The Flames have a terrible draft history, much worse than the Oilers. They didn't benefit one thin dime from missing the playoffs.
In 1996 they drafted Steve Begin and Derek Morris then there's Rico Fata and Oleg Saprykyn, Chuck Kobasew and Matthew Lombardi ...and that's it, all the NHLers drafted by the Flames from the previous playoff appearance to 2003.
A lot of those year's they made a late run and wound up 9th or 10 in the division.
I honestly believe that Button had a lot to do with that cup run team, but Sutter brought it all together, he shipped out the deadweight and then stole players (Kiprusoff, Simon, Neminen) after he was hired.

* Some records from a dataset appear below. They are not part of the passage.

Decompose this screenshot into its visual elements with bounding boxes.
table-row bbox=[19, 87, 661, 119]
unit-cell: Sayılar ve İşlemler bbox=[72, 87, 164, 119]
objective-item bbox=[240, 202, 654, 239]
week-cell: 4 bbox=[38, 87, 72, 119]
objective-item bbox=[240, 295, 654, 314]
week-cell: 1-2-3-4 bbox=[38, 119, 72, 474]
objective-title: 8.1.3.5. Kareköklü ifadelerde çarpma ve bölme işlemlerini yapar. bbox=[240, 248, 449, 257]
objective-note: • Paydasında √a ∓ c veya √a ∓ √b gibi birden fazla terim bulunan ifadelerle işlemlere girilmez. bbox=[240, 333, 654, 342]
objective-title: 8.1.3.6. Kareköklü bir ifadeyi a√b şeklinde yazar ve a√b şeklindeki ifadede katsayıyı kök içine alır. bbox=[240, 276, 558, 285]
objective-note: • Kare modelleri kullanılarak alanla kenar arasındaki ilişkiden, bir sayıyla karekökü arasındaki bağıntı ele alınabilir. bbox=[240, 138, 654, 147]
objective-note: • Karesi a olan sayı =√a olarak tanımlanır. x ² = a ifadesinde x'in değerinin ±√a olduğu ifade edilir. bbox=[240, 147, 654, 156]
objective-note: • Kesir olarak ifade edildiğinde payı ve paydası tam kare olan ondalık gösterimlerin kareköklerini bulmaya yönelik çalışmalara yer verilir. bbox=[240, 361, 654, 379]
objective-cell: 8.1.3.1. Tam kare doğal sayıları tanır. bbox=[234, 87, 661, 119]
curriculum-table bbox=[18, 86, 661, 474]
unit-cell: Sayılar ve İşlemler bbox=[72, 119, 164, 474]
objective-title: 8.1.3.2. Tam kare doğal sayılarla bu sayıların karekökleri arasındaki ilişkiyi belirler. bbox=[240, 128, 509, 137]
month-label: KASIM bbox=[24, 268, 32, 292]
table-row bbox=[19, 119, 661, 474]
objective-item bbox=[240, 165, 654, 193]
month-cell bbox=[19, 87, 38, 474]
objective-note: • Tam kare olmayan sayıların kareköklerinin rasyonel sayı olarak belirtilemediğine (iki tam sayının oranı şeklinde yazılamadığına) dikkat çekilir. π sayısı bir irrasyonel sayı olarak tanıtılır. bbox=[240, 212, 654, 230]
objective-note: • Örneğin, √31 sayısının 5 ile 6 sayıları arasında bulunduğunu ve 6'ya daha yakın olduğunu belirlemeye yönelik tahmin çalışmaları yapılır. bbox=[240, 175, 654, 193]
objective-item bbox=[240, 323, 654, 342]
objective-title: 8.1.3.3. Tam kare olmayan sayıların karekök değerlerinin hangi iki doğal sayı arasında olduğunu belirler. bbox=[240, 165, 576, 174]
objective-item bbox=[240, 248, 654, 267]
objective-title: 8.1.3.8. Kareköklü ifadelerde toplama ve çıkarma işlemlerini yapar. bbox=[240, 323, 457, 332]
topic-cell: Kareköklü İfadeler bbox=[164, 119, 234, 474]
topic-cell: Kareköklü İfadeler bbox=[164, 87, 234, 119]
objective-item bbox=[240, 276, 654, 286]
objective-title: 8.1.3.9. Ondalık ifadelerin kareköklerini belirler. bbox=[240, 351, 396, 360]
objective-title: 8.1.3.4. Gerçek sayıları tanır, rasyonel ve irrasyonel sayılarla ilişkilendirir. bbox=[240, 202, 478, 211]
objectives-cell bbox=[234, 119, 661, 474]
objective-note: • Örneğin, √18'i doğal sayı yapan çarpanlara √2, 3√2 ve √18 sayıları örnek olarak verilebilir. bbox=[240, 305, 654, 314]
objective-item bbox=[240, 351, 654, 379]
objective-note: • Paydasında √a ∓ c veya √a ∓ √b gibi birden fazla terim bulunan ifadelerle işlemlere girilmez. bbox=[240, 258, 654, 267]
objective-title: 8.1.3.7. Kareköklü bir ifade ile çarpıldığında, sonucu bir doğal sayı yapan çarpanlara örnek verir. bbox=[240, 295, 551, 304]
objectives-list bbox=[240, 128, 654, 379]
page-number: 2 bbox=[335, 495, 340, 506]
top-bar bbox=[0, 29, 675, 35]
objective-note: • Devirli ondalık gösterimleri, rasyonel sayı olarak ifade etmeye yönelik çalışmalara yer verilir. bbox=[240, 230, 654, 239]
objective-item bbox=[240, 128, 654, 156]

Heck, Sutter even dumped Commodore and his flaming red fop realizing that Commodore was the team's 13th best defenceman.
That's the good thing about a new GM, he gets to call outright BS on the previous GM and get rid of borderline guys that the old management had to boost up to save their reputations around town.
The argument could be made that's the problem in Edmonton,
Mind you, the spin machine jams into reverse pretty hard now and then. Brewer went from a darling future star to hog on the block pretty fast. On the contary, do you remember when Dopita left town? That was pretty quiet.
Simpson will coach the powerplay until he takes the big Fredo fishing trip, hopefully sometime before now and September.